The leader of the New Zealand Company's first expedition, Colonel William Wakefield, was the first to suggest a beacon or lighthouse would ease entry into Wellington harbour. The expedition's ship, the Tory, had struggled in on its first visit on 20 September 1839 – and ships carrying the Company's settlers were due within months. But Wakefield took no action to remedy the situation; nor did Lieutenant-Governor William Hobson after he proclaimed sovereignty over the country in May 1840.
The first steps were instead taken by Wellington's settlers.
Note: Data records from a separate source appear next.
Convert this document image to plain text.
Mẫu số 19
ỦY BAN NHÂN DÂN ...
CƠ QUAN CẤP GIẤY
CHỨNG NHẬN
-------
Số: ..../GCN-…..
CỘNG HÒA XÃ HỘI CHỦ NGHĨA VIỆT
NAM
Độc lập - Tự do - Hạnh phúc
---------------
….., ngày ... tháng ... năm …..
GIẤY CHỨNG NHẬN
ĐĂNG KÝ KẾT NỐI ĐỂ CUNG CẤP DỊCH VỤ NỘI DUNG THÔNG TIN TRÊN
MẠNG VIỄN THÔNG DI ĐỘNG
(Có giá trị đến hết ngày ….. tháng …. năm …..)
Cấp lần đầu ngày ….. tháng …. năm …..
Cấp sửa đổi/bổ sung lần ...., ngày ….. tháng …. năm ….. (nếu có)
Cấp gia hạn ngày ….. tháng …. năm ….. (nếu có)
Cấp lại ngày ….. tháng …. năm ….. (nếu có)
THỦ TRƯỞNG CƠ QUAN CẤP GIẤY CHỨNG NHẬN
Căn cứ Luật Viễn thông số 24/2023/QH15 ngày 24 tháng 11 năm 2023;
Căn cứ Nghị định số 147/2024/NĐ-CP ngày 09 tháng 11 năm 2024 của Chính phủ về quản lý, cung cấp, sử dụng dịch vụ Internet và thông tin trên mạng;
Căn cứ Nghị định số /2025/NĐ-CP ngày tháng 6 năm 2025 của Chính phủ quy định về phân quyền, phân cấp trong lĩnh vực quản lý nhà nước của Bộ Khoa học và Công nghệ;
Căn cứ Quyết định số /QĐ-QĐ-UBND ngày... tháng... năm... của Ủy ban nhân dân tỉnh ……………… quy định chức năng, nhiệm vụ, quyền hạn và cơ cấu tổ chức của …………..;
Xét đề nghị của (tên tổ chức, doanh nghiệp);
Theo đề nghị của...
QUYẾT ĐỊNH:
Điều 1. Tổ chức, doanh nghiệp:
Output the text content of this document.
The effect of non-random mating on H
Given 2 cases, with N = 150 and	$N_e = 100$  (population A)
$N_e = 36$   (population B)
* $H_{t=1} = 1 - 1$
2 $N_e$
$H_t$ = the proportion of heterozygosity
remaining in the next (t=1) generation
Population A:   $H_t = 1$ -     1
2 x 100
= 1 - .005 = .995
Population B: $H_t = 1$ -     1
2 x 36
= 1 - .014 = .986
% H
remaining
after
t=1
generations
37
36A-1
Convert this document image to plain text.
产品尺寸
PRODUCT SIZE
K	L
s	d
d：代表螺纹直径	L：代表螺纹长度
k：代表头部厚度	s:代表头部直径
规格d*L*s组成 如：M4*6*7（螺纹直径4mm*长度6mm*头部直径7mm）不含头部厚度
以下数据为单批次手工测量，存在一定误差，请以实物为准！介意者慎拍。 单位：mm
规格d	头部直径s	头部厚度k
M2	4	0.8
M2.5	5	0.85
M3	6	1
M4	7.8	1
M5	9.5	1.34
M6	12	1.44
In December 1841 a public meeting was held in response to two shipwrecks that had occurred ‘for want of a lighthouse or signal station, and pilots'. Those attending admonished the Company and the colonial government, but also resolved to take action themselves by raising a public subscription for a temporary lighthouse. They raised enough for two beacons, and erected one of these at Pencarrow. Unfortunately, they didn't heed warnings that the beacon would prove too frail for the headland. By April 1842 it had been destroyed in a gale.
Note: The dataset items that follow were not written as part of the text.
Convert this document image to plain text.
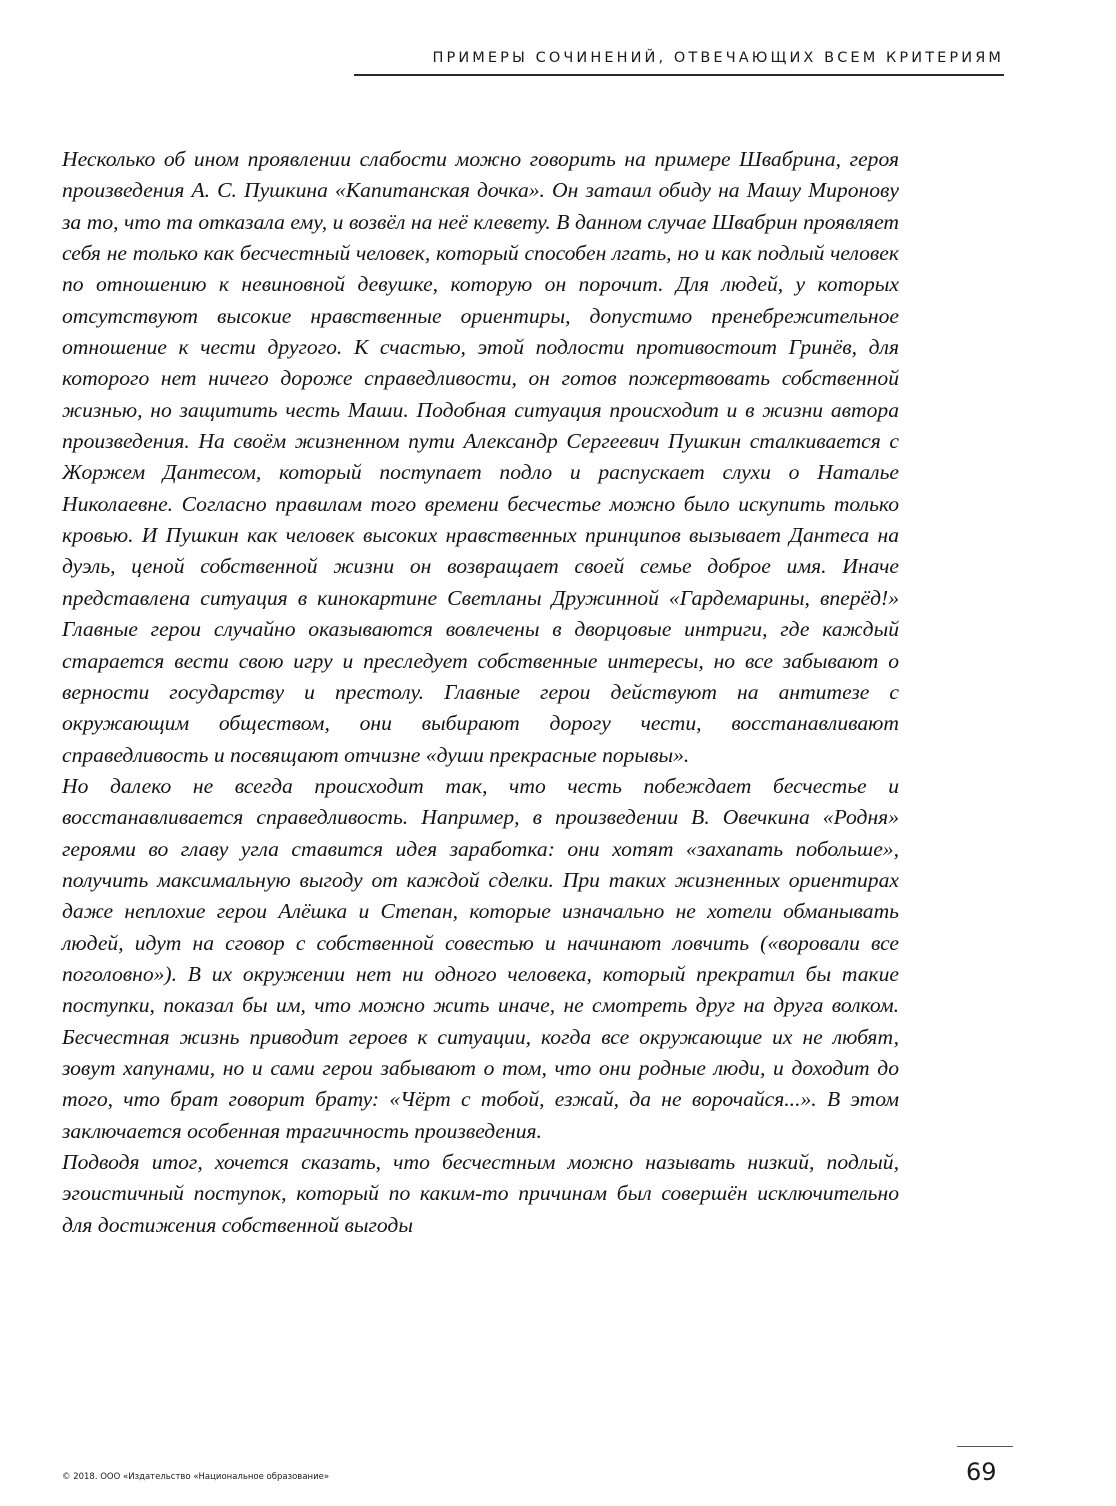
ПРИМЕРЫ СОЧИНЕНИЙ, ОТВЕЧАЮЩИХ ВСЕМ КРИТЕРИЯМ

Несколько об ином проявлении слабости можно говорить на примере Швабрина, героя произведения А. С. Пушкина «Капитанская дочка». Он затаил обиду на Машу Миронову за то, что та отказала ему, и возвёл на неё клевету. В данном случае Швабрин проявляет себя не только как бесчестный человек, который способен лгать, но и как подлый человек по отношению к невиновной девушке, которую он порочит. Для людей, у которых отсутствуют высокие нравственные ориентиры, допустимо пренебрежительное отношение к чести другого. К счастью, этой подлости противостоит Гринёв, для которого нет ничего дороже справедливости, он готов пожертвовать собственной жизнью, но защитить честь Маши. Подобная ситуация происходит и в жизни автора произведения. На своём жизненном пути Александр Сергеевич Пушкин сталкивается с Жоржем Дантесом, который поступает подло и распускает слухи о Наталье Николаевне. Согласно правилам того времени бесчестье можно было искупить только кровью. И Пушкин как человек высоких нравственных принципов вызывает Дантеса на дуэль, ценой собственной жизни он возвращает своей семье доброе имя. Иначе представлена ситуация в кинокартине Светланы Дружинной «Гардемарины, вперёд!» Главные герои случайно оказываются вовлечены в дворцовые интриги, где каждый старается вести свою игру и преследует собственные интересы, но все забывают о верности государству и престолу. Главные герои действуют на антитезе с окружающим обществом, они выбирают дорогу чести, восстанавливают справедливость и посвящают отчизне «души прекрасные порывы».

Но далеко не всегда происходит так, что честь побеждает бесчестье и восстанавливается справедливость. Например, в произведении В. Овечкина «Родня» героями во главу угла ставится идея заработка: они хотят «захапать побольше», получить максимальную выгоду от каждой сделки. При таких жизненных ориентирах даже неплохие герои Алёшка и Степан, которые изначально не хотели обманывать людей, идут на сговор с собственной совестью и начинают ловчить («воровали все поголовно»). В их окружении нет ни одного человека, который прекратил бы такие поступки, показал бы им, что можно жить иначе, не смотреть друг на друга волком. Бесчестная жизнь приводит героев к ситуации, когда все окружающие их не любят, зовут хапунами, но и сами герои забывают о том, что они родные люди, и доходит до того, что брат говорит брату: «Чёрт с тобой, езжай, да не ворочайся...». В этом заключается особенная трагичность произведения.

Подводя итог, хочется сказать, что бесчестным можно называть низкий, подлый, эгоистичный поступок, который по каким-то причинам был совершён исключительно для достижения собственной выгоды

© 2018. ООО «Издательство «Национальное образование»	69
The following month Hobson extended an ordinance to Wellington giving its borough council the power to erect beacons and lighthouses. This was an opportunity for local action on a grander scale, but the ‘poorly endowed’ council actually stood little chance of achieving anything. Its elections were only held in October 1842 and by December 1843 the power had returned to the colonial government, the British government having disallowed the ordinance. The colonial government agreed to fund a replacement beacon in 1844. But it proved entirely inadequate – it was only visible from about eight kilometres in good weather. The Pickwick, the Tyne and the Maria were all wrecked before the colonial government was convinced of the need for a lighthouse visible at night and in poor weather.
Following the wreck of the Maria on 23 July 1851, when 26 lives were lost, a public meeting was held and a deputation sent to Governor George Grey. He agreed to advance money for a lighthouse and keeper's accommodation, to be funded by an extra duty on spirits. But while the extra duty was imposed, all the settlers received was a temporary keeper's cottage (and keeper, George Bennett), with a light placed in its window. Plans for the lighthouse, drawn up by Edward Roberts of the Royal Engineers' Department in 1852, were put on hold.
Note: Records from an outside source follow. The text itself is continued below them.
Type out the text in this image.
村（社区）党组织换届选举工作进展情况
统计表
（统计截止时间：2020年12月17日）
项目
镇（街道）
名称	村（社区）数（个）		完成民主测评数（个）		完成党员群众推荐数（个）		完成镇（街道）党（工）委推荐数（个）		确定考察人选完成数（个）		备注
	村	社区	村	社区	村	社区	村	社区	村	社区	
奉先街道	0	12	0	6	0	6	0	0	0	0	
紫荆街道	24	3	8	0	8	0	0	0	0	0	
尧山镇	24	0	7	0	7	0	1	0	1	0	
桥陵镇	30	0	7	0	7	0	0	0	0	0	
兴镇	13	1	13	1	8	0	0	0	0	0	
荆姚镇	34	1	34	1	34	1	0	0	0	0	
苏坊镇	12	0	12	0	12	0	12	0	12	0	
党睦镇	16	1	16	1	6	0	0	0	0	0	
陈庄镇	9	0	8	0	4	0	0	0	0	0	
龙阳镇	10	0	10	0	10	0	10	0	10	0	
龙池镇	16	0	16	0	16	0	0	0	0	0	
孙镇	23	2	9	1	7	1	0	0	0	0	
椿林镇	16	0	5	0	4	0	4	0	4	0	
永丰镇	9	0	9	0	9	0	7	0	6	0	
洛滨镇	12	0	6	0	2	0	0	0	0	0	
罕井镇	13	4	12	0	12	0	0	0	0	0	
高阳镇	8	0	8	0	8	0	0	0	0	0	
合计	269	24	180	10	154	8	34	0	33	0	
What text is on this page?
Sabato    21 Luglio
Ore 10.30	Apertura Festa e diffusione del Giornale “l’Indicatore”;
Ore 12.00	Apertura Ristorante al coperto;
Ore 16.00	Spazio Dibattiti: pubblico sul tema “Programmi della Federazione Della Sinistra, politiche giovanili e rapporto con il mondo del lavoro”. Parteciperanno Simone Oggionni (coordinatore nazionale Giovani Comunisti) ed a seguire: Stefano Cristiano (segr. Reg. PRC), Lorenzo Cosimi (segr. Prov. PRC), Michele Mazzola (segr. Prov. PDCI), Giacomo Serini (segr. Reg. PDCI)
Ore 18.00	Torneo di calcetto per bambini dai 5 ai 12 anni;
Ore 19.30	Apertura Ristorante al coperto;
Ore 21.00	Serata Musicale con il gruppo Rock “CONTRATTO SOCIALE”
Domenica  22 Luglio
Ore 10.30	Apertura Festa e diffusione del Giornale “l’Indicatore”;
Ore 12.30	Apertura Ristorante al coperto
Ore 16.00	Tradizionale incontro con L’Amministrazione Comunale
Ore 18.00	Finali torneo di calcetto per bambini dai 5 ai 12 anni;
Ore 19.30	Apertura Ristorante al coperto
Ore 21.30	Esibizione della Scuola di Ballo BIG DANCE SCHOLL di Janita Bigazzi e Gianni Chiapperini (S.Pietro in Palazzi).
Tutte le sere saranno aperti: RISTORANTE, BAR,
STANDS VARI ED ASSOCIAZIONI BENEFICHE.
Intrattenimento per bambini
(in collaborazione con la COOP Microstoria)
In 1854 the general government's committee on beacons and lighthouses reported that the existing arrangement at Pencarrow was inadequate. But by 1857 it had taken no further action. Wellington's provincial government – by then functioning for four years – grew impatient. It asked Roberts to arrange to have the lighthouse he had designed five years earlier built in England. This was opposed by the general government, which argued that such lighthouses were its responsibility. Wellington's superintendent Isaac Featherston responded that the province was simply improving upon the existing ‘harbour' light that the government had sanctioned funds for in the past. He directed Roberts and Gladstone and Company, the provincial government's agents in London, to continue negotiating a tender for the casting of the lighthouse.
By July 1857 Gladstone and Company had accepted a tender of £2435 from Messrs Cochrane and Company of Woodside Iron Works, Dudley. By the end of the year Roberts advised that Edward Wright had been selected to supervise the erection of the lighthouse. After years of inadequate solutions, a permanent lighthouse – and the man needed to erect it – were finally on their way.